Share

Bab 3

last update Last Updated: 2022-06-29 20:58:40

Sinar mentari menerobos cela jendela kamar. Mas Alvan sedikit terusik hingga menarik selimut menutupi kepala. Jarum jam sudah menujukkan angka tujuh, tapi suamiku masih enggan beranjak dari ranjang empuk.

Mas Alvan memang sudah bangun untuk shalat subuh tapi tidur lagi dan sampai sekarang belum juga membuka mata. Katanya semalam ingin dinas ke luar kota. Tapi kok masih tidur saja.

Kugelengkan kepala melihat kebiasaan buruk suamiku. Berulang kali ku nasehati tapi tetap saja diulangi lagi. Dan lama-lama aku lelah sendiri.

Kumasukkan kemeja dan keperluan lain di dalam koper. Kuperiksa lagi semua barang agar tak ada satu pun yang tertinggal. Kasihan kan jika ada yang tertinggal.

"Mas ...." Ku elus perlahan pipinya. Kukecup kening agar ia segera membuka mata. Ini adalah kebiasaan kami saat membangunkan pasangan.

Mas Alvan mengeliat lalu membuka matanya perlahan. Senyum merekah tergambar jelas di bibirnya. Tetap mempesona meski belum mandi.

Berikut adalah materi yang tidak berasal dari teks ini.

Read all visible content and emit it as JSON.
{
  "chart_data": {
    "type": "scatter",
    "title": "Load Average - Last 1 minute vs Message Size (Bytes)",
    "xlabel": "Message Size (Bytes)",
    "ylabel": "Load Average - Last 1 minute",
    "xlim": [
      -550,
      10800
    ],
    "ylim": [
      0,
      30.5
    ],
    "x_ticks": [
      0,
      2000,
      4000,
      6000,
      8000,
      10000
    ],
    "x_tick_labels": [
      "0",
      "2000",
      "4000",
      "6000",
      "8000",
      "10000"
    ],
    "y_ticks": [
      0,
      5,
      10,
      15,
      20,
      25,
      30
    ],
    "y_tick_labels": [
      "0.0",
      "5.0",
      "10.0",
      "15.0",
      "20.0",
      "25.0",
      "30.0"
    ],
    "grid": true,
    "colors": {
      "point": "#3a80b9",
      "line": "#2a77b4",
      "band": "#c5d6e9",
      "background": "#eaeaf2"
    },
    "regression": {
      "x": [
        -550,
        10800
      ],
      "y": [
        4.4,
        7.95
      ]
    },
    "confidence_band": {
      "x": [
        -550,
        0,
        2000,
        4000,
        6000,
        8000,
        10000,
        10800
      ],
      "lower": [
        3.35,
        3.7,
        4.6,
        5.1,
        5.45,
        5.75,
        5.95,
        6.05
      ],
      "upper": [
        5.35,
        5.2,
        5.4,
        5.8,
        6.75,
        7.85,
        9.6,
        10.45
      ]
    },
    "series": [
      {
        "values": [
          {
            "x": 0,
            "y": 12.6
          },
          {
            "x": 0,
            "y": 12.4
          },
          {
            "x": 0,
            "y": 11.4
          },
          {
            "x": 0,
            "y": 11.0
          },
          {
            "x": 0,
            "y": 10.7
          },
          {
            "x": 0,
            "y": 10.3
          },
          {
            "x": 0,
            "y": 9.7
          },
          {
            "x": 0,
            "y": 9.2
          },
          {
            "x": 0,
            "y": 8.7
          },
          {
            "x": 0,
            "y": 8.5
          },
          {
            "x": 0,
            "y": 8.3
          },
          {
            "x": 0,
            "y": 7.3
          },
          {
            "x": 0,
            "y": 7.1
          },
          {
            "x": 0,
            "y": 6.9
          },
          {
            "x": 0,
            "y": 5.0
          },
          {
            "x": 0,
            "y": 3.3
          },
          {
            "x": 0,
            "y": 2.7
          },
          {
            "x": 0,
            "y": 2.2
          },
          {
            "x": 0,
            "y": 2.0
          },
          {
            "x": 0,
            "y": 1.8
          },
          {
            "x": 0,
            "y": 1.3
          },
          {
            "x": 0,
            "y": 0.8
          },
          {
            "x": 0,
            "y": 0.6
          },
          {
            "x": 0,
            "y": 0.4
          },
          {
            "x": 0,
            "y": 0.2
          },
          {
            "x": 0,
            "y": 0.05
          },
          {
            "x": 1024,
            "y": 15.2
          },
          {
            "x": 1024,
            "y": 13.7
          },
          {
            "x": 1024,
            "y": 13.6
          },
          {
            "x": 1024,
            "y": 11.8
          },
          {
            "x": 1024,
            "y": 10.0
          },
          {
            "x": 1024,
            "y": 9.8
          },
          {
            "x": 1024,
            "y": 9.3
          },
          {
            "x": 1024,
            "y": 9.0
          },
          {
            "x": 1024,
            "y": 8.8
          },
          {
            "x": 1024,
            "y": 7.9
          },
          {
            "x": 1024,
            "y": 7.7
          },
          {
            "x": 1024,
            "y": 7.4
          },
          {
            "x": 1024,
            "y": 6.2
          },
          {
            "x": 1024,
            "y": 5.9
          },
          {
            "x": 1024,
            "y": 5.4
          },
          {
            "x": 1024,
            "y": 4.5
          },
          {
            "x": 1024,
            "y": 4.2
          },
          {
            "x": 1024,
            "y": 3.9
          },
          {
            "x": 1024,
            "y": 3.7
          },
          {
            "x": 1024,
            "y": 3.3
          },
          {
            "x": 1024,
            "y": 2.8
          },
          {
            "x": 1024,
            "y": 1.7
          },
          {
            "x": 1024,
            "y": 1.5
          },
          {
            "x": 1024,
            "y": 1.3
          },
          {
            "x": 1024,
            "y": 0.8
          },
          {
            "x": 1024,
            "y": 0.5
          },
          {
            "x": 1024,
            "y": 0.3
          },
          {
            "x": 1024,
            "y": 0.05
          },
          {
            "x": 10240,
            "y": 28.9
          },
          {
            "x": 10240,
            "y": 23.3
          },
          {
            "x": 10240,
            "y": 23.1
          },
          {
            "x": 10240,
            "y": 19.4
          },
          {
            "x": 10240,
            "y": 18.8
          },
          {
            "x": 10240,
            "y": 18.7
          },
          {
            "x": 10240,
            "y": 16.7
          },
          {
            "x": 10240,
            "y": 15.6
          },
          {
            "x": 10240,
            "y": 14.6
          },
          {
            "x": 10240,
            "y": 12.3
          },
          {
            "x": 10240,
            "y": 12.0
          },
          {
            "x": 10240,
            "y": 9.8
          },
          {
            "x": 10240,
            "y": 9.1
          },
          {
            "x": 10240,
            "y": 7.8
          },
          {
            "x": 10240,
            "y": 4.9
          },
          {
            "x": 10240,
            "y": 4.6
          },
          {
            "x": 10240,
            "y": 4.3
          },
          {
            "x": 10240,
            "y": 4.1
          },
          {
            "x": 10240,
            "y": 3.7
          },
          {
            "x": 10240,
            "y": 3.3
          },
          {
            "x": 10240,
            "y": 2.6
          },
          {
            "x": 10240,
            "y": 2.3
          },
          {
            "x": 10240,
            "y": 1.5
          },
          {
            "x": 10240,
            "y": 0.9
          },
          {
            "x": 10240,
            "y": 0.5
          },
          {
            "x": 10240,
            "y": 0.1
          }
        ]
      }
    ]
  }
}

"Morning sayang," ucapnya sambil mengecup mesra keningku.

Suamiku begitu romantis dan hangat. Aku menjadi malu sendiri karena telah berburuk sangka kepadanya. Rasa jenuh menunggu hadirnya sang buah hati membuatku mudah terpancing emosi. Untung Mas Alvan begitu sabar menghadapiku. Aku sangat beruntung memiliki suami seperti dia.

"Sudah jam tujuh, mas. Katanya mau ke luar kota tapi jam segini baru bangun."

"Kalau tidur ditemani kamu rasanya betah sampai tidak mau bangun, he he he." Pipiku memerah mendengar ucapannya. Mas Alvan memang pandai membuat hati istrinya berbunga-bunga. Ini yang membuat aku semakin jatuh cinta padanya.

"Udah ah gombalnya! Mas mandi dulu gih!" Ku tarik tubuhnya hingga selimut terjatuh di atas lantai.

Kuambil benda yang digunakan untuk menutup tubuh Mas Alvan. Saat berdiri, suamiku justru memeluk tubuhku dari belakang. Hangat saat tubuhnya menempel di tubuhku hingga membuat jantung berdetak tak menentu.

Kami memang sudah enam tahun menjalani biduk rumah tangga. Namun jantung masih berdetak tak menentu kala tubuh kami menyatu. Seakan ada aliran listrik yang menempel di sekujur tubuh. Sudah persis anak ABG sedang pacaran saja.

Senyum mengembang kala Mas Alvan memperlakukan diriku bak permaisuri. Hingga tak sengaja aku melihat pantulan diri di dalam cermin.

Senyum yang sempat mengembang sirna sudah.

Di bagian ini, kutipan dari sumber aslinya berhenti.